Anyway, I'll shut up now. Have two machine learning experts on my Skype list, so probably best if I hit them up, and hope they'll give me some time in exchange for cash.
 
Yeah, you guys were right, I was probably over-thinking things. Then again, I don't know, as I'm absolutely certain there's quite a bit I don't know.

Anyway, got it to work fairly efficiently with an SQL like:

Code:
SELECT 
    sindex.campaign_id AS campaign_id,
    location.country AS country,
    (SUM(IF(MONTH(sindex.stats_date)=9 AND YEAR(sindex.stats_date) = 2012, traffic.views_raw, 0)) - SUM(IF(MONTH(sindex.stats_date)=8 AND YEAR(sindex.stats_date) = 2012, traffic.views_raw, 0))) AS views_raw,
    (SUM(IF(MONTH(sindex.stats_date)=9 AND YEAR(sindex.stats_date) = 2012, traffic.views_unique, 0)) - SUM(IF(MONTH(sindex.stats_date)=8 AND YEAR(sindex.stats_date) = 2012, traffic.views_unique, 0))) AS views_unique,
    (SUM(IF(MONTH(sindex.stats_date)=9 AND YEAR(sindex.stats_date) = 2012, traffic.visitors, 0)) - SUM(IF(MONTH(sindex.stats_date)=8 AND YEAR(sindex.stats_date) = 2012, traffic.visitors, 0))) AS visitors,
    (SUM(IF(MONTH(sindex.stats_date)=9 AND YEAR(sindex.stats_date) = 2012, traffic.conversions, 0)) - SUM(IF(MONTH(sindex.stats_date)=8 AND YEAR(sindex.stats_date) = 2012, traffic.conversions, 0))) AS conversions,
    (SUM(IF(MONTH(sindex.stats_date)=9 AND YEAR(sindex.stats_date) = 2012, traffic.revenue, 0)) - SUM(IF(MONTH(sindex.stats_date)=8 AND YEAR(sindex.stats_date) = 2012, traffic.revenue, 0))) AS revenue,
    (SUM(IF(MONTH(sindex.stats_date)=9 AND YEAR(sindex.stats_date) = 2012, traffic.expense, 0)) - SUM(IF(MONTH(sindex.stats_date)=8 AND YEAR(sindex.stats_date) = 2012, traffic.expense, 0))) AS expense,
    ((SUM(IF(MONTH(sindex.stats_date)=9 AND YEAR(sindex.stats_date) = 2012, traffic.revenue, 0)) - SUM(IF(MONTH(sindex.stats_date)=8 AND YEAR(sindex.stats_date) = 2012, traffic.revenue, 0))) - (SUM(IF(MONTH(sindex.stats_date)=9 AND YEAR(sindex.stats_date) = 2012, traffic.expense, 0)) - SUM(IF(MONTH(sindex.stats_date)=8 AND YEAR(sindex.stats_date) = 2012, traffic.expense, 0)))) AS profit
FROM xtrack_matrix_traffic AS traffic, xtrack_matrix_index AS sindex, xtrack_location_index AS location 
WHERE traffic.index_id = sindex.id AND sindex.location_id = location.id GROUP BY campaign_id, country
Seems to push out the raw data like I need, but still uncertain on it. There's only 500k records right now, and I need this to support a bare minimum of 50 million, so we'll see what happens when I increase the database size. That, and this is still just a fairly basic example of what I truly need, so I'm not sure if it'll work.

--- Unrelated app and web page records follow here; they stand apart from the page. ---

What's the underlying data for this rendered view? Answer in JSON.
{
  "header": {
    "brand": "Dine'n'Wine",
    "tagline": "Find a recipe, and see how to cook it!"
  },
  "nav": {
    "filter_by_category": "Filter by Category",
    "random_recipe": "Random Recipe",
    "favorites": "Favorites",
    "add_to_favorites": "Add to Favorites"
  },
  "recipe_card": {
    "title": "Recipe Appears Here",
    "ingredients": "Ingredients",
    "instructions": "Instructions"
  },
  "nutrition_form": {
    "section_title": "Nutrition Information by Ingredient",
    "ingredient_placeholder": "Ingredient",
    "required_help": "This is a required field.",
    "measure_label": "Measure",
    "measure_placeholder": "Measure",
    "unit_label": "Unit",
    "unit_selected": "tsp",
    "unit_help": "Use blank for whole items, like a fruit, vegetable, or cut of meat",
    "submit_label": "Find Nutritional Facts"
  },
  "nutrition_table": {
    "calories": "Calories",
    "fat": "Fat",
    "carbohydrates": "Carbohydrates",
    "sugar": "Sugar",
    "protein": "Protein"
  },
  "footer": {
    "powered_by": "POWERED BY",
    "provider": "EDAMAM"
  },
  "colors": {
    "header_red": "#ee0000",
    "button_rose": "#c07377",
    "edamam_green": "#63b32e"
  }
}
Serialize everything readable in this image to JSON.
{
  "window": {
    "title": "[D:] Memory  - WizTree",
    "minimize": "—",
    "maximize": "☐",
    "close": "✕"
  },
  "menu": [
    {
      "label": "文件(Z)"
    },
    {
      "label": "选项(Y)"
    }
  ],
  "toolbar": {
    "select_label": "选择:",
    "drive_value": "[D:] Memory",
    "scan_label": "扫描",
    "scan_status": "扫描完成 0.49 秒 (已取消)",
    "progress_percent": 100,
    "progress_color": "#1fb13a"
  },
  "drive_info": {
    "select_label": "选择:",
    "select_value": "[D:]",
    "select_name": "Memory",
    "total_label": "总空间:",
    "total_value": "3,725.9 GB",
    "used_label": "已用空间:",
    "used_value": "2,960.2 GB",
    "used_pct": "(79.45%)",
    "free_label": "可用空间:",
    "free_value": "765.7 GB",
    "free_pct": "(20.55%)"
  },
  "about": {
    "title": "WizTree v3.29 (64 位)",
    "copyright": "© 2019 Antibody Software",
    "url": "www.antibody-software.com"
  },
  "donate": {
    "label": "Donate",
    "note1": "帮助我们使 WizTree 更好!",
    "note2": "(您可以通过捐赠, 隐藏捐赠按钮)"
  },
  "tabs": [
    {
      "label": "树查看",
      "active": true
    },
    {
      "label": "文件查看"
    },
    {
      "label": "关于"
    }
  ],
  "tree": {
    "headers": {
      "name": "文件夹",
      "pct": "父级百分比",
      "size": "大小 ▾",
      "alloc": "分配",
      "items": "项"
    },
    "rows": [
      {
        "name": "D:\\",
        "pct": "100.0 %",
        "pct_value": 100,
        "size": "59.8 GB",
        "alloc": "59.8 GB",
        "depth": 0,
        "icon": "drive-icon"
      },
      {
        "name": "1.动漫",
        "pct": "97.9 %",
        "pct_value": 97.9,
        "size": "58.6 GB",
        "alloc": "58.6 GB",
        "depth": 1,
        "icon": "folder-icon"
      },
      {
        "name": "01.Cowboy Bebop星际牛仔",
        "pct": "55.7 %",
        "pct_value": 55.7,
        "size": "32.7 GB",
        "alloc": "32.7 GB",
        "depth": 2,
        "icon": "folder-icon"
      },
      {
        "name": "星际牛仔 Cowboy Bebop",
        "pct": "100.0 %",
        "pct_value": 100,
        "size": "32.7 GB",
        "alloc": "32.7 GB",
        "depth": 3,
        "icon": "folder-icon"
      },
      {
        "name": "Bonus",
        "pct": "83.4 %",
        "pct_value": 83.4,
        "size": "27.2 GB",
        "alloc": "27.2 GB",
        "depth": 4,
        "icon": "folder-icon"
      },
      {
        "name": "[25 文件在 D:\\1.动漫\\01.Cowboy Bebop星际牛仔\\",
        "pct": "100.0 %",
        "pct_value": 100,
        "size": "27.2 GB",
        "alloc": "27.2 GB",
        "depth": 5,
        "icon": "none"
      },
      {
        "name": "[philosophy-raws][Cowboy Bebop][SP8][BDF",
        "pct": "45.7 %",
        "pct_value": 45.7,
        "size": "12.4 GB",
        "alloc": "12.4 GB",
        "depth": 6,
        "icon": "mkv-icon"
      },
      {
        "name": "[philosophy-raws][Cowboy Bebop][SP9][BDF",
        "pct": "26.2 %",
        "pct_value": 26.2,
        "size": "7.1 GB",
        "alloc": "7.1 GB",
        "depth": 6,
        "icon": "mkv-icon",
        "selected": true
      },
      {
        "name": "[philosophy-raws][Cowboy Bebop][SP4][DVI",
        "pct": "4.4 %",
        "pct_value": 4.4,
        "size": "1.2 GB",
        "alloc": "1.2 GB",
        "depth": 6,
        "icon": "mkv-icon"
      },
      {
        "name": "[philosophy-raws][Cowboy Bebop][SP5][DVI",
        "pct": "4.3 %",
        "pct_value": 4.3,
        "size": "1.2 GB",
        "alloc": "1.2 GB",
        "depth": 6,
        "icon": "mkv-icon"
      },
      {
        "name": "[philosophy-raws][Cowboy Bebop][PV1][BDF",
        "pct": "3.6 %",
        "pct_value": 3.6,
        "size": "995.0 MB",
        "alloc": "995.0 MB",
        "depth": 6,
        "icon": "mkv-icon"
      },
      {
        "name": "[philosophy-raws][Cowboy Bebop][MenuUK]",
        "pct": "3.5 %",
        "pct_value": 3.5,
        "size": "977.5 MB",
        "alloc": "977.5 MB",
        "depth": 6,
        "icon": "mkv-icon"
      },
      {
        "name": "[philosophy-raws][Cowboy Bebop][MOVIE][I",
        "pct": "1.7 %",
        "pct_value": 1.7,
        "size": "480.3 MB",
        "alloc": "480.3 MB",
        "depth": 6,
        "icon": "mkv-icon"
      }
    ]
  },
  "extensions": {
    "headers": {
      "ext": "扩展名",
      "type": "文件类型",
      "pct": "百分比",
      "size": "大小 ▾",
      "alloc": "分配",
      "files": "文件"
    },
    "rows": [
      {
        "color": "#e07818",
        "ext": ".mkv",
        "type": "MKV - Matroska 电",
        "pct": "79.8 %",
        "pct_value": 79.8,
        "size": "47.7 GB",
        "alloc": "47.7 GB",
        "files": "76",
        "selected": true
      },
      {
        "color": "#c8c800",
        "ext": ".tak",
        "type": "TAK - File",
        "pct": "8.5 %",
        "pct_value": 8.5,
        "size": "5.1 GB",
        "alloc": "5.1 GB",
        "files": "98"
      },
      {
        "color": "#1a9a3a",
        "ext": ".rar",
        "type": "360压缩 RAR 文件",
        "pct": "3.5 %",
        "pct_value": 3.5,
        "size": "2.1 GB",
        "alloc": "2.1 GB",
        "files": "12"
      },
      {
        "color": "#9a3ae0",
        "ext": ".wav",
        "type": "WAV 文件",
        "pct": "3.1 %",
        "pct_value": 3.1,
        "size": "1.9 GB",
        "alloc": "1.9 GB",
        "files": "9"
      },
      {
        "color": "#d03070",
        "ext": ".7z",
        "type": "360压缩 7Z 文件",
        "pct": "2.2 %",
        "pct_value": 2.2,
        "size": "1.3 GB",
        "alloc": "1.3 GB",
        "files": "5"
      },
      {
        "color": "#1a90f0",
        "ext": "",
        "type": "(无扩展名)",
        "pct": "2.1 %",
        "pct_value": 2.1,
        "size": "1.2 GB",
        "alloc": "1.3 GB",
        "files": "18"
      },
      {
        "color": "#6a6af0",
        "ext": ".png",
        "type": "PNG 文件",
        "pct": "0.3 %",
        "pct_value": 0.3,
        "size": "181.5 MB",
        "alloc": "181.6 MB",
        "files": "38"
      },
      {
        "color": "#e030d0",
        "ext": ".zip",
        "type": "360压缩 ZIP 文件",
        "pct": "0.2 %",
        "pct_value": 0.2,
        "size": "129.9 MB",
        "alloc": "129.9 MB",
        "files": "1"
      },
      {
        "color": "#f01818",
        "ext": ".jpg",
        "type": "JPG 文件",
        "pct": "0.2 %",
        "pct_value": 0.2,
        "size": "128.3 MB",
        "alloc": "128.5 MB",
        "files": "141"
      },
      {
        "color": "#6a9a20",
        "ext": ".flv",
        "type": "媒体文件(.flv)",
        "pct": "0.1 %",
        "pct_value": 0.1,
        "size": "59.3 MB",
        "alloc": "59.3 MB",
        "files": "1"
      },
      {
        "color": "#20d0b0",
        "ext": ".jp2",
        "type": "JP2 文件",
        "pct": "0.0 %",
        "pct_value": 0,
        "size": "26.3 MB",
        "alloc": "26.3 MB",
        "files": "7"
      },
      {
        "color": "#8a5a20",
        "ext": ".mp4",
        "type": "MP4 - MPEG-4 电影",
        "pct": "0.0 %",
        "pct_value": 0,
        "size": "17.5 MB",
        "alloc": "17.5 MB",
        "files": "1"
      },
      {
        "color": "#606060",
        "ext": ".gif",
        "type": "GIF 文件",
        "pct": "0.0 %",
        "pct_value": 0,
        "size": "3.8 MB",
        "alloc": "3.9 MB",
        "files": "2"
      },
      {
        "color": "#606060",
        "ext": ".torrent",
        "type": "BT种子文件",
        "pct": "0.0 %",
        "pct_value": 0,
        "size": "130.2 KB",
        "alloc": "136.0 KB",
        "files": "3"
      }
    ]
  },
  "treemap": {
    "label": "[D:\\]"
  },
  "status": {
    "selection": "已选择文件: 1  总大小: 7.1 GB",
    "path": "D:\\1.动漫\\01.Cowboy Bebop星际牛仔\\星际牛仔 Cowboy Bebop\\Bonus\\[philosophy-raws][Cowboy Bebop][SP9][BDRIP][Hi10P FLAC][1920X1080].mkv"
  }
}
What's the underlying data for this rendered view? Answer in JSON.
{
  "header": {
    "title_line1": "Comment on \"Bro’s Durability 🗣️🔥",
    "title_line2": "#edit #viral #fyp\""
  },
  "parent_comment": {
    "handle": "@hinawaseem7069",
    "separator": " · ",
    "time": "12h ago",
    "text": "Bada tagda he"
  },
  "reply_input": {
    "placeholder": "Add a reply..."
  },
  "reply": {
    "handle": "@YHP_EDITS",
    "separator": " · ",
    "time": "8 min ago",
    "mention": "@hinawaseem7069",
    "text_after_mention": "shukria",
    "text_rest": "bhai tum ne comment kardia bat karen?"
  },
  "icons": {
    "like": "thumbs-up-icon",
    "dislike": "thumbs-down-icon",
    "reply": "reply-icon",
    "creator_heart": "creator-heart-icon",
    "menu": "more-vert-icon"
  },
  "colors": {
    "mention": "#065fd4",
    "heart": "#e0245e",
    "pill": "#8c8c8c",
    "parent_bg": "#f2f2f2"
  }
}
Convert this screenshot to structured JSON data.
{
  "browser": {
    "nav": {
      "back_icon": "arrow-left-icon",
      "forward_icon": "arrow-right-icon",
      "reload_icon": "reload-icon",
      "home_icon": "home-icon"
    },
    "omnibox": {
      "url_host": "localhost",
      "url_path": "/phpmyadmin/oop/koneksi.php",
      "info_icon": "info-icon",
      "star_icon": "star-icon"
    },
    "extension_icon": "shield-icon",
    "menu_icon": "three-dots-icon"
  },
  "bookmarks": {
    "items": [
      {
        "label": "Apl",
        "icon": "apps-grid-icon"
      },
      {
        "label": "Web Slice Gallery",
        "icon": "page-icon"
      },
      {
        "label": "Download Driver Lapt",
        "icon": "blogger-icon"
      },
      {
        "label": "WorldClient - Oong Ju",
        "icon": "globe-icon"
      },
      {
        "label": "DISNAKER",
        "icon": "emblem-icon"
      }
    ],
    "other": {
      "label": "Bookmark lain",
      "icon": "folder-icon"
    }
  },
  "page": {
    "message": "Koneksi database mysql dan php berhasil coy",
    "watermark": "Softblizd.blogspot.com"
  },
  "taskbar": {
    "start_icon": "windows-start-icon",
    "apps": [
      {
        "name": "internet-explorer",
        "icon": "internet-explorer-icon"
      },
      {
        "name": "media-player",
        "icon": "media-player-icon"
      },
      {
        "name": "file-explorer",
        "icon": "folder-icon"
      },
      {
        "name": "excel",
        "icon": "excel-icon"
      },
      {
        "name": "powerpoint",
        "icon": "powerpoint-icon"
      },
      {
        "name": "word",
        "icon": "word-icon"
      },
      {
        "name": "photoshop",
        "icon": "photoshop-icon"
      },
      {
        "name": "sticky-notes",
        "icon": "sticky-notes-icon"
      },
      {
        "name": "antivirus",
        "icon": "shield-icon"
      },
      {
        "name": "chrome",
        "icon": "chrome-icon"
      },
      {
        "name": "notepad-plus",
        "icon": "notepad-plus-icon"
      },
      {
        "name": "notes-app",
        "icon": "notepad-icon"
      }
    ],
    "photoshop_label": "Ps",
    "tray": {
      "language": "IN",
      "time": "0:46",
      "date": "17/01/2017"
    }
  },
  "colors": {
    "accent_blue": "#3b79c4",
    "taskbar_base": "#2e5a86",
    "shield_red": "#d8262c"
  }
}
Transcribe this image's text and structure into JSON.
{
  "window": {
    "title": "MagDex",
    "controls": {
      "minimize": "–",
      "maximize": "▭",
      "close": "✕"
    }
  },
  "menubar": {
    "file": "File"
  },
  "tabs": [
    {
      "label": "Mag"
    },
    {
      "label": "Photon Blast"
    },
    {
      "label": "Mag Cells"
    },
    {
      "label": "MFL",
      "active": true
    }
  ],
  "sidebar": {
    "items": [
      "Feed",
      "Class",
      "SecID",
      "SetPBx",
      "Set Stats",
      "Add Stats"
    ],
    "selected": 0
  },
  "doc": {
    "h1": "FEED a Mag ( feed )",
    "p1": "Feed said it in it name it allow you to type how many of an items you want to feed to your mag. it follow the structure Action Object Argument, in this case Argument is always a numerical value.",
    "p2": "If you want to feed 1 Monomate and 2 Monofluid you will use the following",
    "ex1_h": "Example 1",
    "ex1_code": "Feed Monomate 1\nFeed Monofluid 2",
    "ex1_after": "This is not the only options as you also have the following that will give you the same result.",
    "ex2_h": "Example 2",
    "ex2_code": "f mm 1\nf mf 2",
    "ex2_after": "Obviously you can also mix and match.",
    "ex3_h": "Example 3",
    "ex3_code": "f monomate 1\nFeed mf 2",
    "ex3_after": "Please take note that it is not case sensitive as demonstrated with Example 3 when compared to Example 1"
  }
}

There's still several more dimensions of this data that need to get filtered through, and that's where my issue is. I'm certain there's a better way to sift through all this data than what I'm doing, but I just don't know about that methodology yet.

Anyway, whatever. Will keep punching away, and get 'er figured. Thanks for all the help guys!
 
Nah, already got it figured, but thanks. I decided to go against standard design principles, and moved a dimension (date) over to the fact tables. Not supposed to do that, but fuck it, worked great!

Not supposed to put dimensions in fact tables, but at the same time, not supposed to have almost as many dimensions as fact rows, so this worked. Before it was creating a whole new set of dimensions for every day, whereas now it doesn't. Now the # of dimension rows are much smaller, and fact tables are much larger, which is how an OLAP setup is supposed to be. Mondrian seems to like it quite a bit more too, as the queries are much faster now.

Then just continued tweaking the code that compiled the aggregate data to make it as efficient as possible. Thanks anyway though!